Das Präsidium und der Hauptausschuss als höchste Organe des Hessischen Städtetags haben die Rechtsauffassung der Stadt Hanau bestätigt, dass die staatliche Polizei und nicht die städtische Versammlungsbehörde die Spontandemonstration der NPD am 1. Mai auflösen musste.
Die gegenteilige Meinung hatte Hessens Innenminister Boris Rhein vertreten und eine städtische Rufbereitschaft gefordert. Die höchsten Städtetagsgremien befassten sich auf Bitte von Hanaus Oberbürgermeister Claus Kaminsky hin mit dem Thema.

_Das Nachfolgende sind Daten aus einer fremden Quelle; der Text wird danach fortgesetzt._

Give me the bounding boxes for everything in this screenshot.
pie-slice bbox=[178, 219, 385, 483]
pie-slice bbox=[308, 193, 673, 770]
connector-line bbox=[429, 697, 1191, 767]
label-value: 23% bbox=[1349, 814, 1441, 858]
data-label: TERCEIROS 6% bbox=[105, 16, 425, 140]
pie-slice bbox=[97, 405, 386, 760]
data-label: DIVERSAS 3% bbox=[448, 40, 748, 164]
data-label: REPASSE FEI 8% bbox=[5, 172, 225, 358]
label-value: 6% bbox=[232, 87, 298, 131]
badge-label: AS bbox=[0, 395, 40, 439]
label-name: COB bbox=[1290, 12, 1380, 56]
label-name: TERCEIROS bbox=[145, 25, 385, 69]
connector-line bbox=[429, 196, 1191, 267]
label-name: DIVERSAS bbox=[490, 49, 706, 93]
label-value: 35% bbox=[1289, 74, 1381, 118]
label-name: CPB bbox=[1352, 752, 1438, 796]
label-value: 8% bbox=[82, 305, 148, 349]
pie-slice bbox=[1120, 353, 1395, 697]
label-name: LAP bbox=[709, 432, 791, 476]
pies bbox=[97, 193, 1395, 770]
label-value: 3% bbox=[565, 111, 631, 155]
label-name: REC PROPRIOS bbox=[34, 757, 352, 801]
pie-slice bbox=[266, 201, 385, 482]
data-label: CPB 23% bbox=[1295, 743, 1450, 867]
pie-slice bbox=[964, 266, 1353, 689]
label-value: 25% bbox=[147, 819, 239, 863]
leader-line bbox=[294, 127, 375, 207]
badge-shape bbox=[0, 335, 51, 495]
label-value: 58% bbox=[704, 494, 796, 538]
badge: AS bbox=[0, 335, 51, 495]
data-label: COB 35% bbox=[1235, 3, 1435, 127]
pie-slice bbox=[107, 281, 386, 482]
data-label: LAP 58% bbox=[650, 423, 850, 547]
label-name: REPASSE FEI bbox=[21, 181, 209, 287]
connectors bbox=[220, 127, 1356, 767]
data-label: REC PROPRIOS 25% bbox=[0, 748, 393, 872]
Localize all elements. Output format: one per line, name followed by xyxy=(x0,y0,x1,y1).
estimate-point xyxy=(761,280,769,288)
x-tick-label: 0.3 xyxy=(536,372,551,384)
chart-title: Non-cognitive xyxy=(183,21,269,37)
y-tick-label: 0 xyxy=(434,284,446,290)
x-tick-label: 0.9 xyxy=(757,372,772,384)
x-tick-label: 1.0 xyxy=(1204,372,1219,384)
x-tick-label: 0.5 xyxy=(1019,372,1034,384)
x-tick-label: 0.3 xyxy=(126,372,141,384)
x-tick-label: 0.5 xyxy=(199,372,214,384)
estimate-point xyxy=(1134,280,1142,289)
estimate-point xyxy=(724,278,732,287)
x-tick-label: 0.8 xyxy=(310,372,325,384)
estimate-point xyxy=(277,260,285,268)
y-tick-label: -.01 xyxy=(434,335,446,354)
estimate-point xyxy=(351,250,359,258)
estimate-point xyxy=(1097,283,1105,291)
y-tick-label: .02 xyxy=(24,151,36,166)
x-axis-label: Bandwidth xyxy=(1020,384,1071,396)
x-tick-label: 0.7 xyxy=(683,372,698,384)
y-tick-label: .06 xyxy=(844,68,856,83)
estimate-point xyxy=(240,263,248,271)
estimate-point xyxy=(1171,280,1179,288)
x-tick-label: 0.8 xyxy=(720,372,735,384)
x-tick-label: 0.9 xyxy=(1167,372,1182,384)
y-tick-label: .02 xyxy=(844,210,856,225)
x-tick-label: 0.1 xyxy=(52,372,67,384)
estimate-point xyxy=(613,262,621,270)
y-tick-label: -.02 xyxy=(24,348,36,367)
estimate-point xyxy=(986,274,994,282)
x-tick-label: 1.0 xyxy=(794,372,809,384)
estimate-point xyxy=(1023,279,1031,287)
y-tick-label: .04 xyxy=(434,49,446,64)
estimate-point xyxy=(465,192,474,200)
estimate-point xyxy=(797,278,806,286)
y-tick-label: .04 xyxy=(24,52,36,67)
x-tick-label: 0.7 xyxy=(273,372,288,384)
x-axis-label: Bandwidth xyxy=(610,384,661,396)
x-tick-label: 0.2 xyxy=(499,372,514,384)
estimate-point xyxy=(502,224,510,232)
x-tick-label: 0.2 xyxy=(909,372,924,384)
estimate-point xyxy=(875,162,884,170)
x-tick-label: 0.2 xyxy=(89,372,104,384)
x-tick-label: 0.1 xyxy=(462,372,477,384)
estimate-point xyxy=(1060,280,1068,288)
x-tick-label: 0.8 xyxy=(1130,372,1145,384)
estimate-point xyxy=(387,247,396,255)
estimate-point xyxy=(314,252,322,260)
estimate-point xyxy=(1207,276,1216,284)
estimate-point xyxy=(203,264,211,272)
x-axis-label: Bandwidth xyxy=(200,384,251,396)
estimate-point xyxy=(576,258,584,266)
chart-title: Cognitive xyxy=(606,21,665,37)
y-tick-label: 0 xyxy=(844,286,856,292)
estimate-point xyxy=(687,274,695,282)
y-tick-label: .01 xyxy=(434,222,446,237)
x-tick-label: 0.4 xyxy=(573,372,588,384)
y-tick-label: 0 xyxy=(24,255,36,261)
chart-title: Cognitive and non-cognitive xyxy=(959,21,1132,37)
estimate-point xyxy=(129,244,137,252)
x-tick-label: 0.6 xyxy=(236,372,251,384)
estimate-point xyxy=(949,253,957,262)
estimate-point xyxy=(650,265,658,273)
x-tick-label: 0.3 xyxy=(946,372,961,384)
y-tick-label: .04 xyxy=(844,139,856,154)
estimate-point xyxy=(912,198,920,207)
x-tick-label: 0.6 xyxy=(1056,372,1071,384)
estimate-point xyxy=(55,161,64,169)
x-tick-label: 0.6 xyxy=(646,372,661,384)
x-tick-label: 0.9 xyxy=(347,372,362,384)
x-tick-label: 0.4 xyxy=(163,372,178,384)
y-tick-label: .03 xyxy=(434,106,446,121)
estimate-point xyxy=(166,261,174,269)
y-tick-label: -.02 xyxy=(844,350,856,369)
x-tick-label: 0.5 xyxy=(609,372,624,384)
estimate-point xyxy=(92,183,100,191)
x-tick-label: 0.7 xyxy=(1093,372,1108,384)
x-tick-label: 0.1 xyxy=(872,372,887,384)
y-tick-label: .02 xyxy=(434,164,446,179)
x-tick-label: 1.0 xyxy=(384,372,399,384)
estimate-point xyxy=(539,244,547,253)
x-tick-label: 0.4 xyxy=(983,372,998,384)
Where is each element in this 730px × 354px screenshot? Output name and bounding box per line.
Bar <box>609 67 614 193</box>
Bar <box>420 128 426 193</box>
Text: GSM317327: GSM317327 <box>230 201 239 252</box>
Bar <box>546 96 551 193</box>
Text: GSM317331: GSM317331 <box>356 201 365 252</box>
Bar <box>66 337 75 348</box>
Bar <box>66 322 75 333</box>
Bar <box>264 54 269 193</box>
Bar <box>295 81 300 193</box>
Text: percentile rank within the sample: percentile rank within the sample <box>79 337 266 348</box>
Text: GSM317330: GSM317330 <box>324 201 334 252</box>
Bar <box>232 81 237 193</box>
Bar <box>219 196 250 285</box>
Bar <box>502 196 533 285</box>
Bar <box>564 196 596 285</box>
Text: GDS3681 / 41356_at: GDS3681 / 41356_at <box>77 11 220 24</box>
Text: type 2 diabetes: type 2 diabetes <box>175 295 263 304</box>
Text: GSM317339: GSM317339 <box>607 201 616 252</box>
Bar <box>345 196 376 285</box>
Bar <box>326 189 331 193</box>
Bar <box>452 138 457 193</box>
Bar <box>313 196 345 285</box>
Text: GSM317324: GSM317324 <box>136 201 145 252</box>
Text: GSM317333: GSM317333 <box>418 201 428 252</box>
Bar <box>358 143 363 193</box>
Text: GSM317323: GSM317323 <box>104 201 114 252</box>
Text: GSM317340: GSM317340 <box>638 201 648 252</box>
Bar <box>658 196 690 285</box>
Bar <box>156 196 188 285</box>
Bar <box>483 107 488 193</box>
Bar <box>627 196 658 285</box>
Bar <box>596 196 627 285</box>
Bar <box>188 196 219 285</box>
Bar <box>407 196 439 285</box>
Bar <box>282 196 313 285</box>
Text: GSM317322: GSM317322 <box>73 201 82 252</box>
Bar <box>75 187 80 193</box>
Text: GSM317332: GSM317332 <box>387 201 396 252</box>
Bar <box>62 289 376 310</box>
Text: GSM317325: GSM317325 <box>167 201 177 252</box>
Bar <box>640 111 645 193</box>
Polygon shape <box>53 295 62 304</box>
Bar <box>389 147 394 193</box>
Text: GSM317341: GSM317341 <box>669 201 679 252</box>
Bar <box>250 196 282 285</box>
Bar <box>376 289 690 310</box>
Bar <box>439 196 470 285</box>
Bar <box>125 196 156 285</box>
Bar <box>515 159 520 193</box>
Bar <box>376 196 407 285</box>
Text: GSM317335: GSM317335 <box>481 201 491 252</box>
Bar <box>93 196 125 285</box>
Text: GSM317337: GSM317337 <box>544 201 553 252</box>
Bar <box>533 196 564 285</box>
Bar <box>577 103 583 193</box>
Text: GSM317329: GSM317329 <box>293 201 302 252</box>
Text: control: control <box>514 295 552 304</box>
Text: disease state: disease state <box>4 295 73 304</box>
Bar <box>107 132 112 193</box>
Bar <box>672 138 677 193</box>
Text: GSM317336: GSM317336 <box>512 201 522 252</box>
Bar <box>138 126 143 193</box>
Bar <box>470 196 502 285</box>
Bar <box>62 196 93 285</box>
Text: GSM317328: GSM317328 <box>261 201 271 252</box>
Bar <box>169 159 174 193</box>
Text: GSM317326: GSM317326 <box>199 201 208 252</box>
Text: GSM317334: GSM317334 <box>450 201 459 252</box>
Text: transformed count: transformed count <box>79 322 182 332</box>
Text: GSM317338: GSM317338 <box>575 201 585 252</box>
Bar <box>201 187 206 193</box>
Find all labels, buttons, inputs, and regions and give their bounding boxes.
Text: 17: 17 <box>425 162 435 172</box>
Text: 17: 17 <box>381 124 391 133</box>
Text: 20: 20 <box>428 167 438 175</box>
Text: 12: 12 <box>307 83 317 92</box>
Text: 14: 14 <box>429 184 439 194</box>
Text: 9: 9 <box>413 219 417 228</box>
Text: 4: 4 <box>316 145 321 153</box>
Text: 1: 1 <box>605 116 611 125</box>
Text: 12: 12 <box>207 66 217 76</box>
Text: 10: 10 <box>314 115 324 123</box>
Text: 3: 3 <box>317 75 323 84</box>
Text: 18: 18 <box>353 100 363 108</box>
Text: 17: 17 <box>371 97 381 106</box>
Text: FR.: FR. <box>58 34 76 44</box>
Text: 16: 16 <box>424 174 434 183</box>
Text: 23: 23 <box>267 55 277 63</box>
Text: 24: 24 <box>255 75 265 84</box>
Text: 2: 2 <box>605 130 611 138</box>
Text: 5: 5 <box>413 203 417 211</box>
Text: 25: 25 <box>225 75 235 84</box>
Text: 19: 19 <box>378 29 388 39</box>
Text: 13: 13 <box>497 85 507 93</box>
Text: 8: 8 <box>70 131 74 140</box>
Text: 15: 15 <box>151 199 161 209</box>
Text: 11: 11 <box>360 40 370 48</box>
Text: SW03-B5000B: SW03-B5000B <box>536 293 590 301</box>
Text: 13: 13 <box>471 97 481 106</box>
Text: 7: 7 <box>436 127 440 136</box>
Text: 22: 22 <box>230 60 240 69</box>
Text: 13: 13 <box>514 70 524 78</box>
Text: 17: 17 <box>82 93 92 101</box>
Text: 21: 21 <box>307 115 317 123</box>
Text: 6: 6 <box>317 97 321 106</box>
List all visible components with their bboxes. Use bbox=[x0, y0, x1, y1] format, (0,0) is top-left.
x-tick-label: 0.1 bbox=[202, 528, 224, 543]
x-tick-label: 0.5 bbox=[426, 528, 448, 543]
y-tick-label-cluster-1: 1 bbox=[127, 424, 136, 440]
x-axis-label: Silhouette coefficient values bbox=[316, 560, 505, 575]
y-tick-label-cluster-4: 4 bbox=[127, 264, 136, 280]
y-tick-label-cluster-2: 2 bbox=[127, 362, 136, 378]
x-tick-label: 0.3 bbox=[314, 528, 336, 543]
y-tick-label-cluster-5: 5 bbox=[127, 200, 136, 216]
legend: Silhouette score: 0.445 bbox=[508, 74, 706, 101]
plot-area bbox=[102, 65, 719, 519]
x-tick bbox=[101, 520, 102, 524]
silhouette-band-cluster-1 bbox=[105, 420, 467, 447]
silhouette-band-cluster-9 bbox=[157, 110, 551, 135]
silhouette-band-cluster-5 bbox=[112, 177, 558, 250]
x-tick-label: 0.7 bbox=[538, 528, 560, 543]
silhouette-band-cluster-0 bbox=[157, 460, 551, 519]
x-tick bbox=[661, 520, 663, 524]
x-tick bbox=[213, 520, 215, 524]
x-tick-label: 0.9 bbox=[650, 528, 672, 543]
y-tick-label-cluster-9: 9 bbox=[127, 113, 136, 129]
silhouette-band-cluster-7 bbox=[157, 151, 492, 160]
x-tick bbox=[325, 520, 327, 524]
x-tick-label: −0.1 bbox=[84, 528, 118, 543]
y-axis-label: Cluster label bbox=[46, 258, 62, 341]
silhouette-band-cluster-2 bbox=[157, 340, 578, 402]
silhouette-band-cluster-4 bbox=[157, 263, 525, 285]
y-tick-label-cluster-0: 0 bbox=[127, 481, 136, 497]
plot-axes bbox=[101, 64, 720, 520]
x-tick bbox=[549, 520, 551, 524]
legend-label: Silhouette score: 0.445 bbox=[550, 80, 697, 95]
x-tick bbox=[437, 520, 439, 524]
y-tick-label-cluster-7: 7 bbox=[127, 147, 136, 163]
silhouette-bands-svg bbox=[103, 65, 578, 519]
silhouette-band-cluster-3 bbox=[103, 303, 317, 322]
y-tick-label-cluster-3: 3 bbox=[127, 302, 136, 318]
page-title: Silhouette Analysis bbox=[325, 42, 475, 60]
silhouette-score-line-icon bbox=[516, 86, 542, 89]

"Wir sind damit einstimmig und über Parteigrenzen hinweg vom Städtetag bestätigt worden", hebt Hanaus Oberbürgermeister Claus Kaminsky hervor. Er kritisiert Minister Rhein, der "auch zwei Monate nach dem skandalösen unangemeldeten Aufmarsch von 180 NPD-Anhängern in Hanau uns noch immer nicht seine Rechtsaufassung näher dargelegt hat." Kaminsky hatte kritisiert, dass die Stadt Hanau über den Aufmarsch der Rechtsextremen zuvor nicht informiert worden sei. Und er hatte Rhein vorgeworfen, dass die Kommunikation zwischen Verfassungsschutz und Polizei ungenügend sei. Daraufhin war er vom Innenminister zu einem "dienstaufsichtlichen Gespräch" nach Wiesbaden zitiert worden.
Dabei hatte Rhein die Rechtaufassung vertreten, Hanaus Versammlungsbehörde hätte am 1. Mai eine permanente Rufbereitschaft vorhalten müssen. Dem widersprach nun Fuldas Oberbürgermeister Gerhard Möller, Präsident des Hessischen Städtetags. Möller sagte: "Die staatliche Polizei ist auch für die Auflösung spontaner Aufmärsche zuständig." Örtliche Ordnungs- und Versammlungsbehörden seien "weder fachlich noch personell noch technisch dafür ausgerüstet, eine allgemeine Alarmbereitschaft sicherzustellen oder auf Spontandemonstrationen zu reagieren". Diese Aufgaben seien "gesetzlich und auch richtigerweise den Fachkräften der staatlichen Polizei zugewiesen."
OB Kaminsky hatte in einer Pressekonferenz nach dem NPD-Aufmarsch gesagt, der in Hanau aufgetretene stellvertretende NPD-Vorsitzende Udo Pastörs werde "doch sicher vom Verfassungsschutz beobachtet", weshalb dem Verfassungsschutz sehr wohl Erkenntnisse über die unangemeldete Demonstration der Rechtsextremen in Hanau vorgelegen haben müssten. Gegen Pastörs hatten der DGB-Regionsgeschäftsführer Alexandre da Silva und Imke Meyer, Frauenbeauftragte der Stadt Hanaus, Mitte Mai Strafanzeige wegen Volksverhetzung gestellt. Kaminsky unterstützt dieses "Vorgehen gegen Antidemokraten aus Hanaus demokratischer Bürgergesellschaft heraus" nach eigenen Worten "ausdrücklich". Er erwarte, dass die Strafverfolgungsbehörden sich dazu äußern, was bisher nicht geschehen ist.